CREATE OR REPLACE FUNCTION array_explode(an_array anyarray) RETURNS
SETOF anyelement AS $$
DECLARE
idx integer;
BEGIN
FOR idx IN 1 .. ARRAY_UPPER(an_array, 1) LOOP
RETURN NEXT an_array[idx];
END LOOP;
RETURN;
END;
$$ LANGUAGE plpgsql;
I would imagine that a type-specific version would be faster. For that,
replace "anyarray" with, e.g. "integer[]", and "anyelement" with, e.g.
"integer".
-Kevin Murphy
Martijn van Oosterhout wrote:
On Wed, Aug 03, 2005 at 09:40:26AM -0400, Kevin Murphy wrote:
You have to wrap a scalar subquery in its own parentheses even where you
might think it to be unnecessary, such as when the subquery is the sole
argument to a function.It first guess I imagine it is because the syntax becomes ambiguous,
expecially if you have multiple arguments to the function.
Thanks, Martijn.
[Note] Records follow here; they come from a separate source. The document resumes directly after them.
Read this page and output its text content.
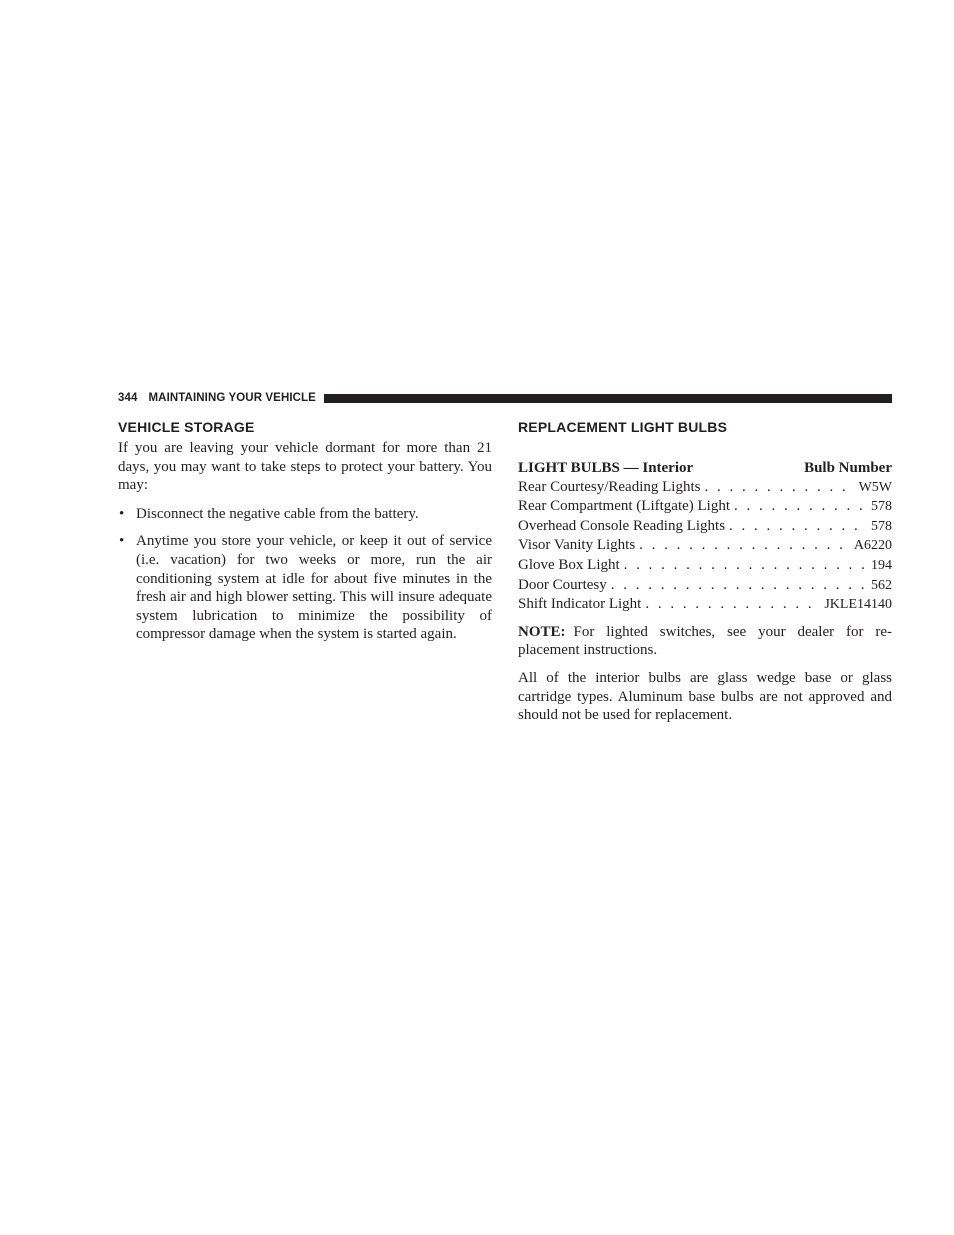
344 MAINTAINING YOUR VEHICLE
VEHICLE STORAGE

If you are leaving your vehicle dormant for more than 21 days, you may want to take steps to protect your battery. You may:

• Disconnect the negative cable from the battery.
• Anytime you store your vehicle, or keep it out of service (i.e. vacation) for two weeks or more, run the air conditioning system at idle for about five minutes in the fresh air and high blower setting. This will insure adequate system lubrication to minimize the possibility of compressor damage when the system is started again.
REPLACEMENT LIGHT BULBS
LIGHT BULBS — Interior	Bulb Number
Rear Courtesy/Reading Lights . . .	W5W
Rear Compartment (Liftgate) Light . . .	578
Overhead Console Reading Lights . . .	578
Visor Vanity Lights . . .	A6220
Glove Box Light . . .	194
Door Courtesy . . .	562
Shift Indicator Light . . .	JKLE14140

NOTE: For lighted switches, see your dealer for re-placement instructions.

All of the interior bulbs are glass wedge base or glass cartridge types. Aluminum base bulbs are not approved and should not be used for replacement.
Yes, I don't consider it to be entirely unreasonable;
it was just surprising and strange-looking to me.
-Kevin
Kevin Murphy <murphy@genome.chop.edu> writes:
I'm no expert, but per Peter's request, here is a generic
array-unpacking function that works in PostgreSQL 8.0.
[snip]
I would imagine that a type-specific version would be faster.
No, actually it'd be exactly the same. What happens under the hood with
a plpgsql "anyarray" function is that Postgres instantiates a copy for
each specific datatype you call it with during the life of your session.
So there's no real point in doing the same thing manually.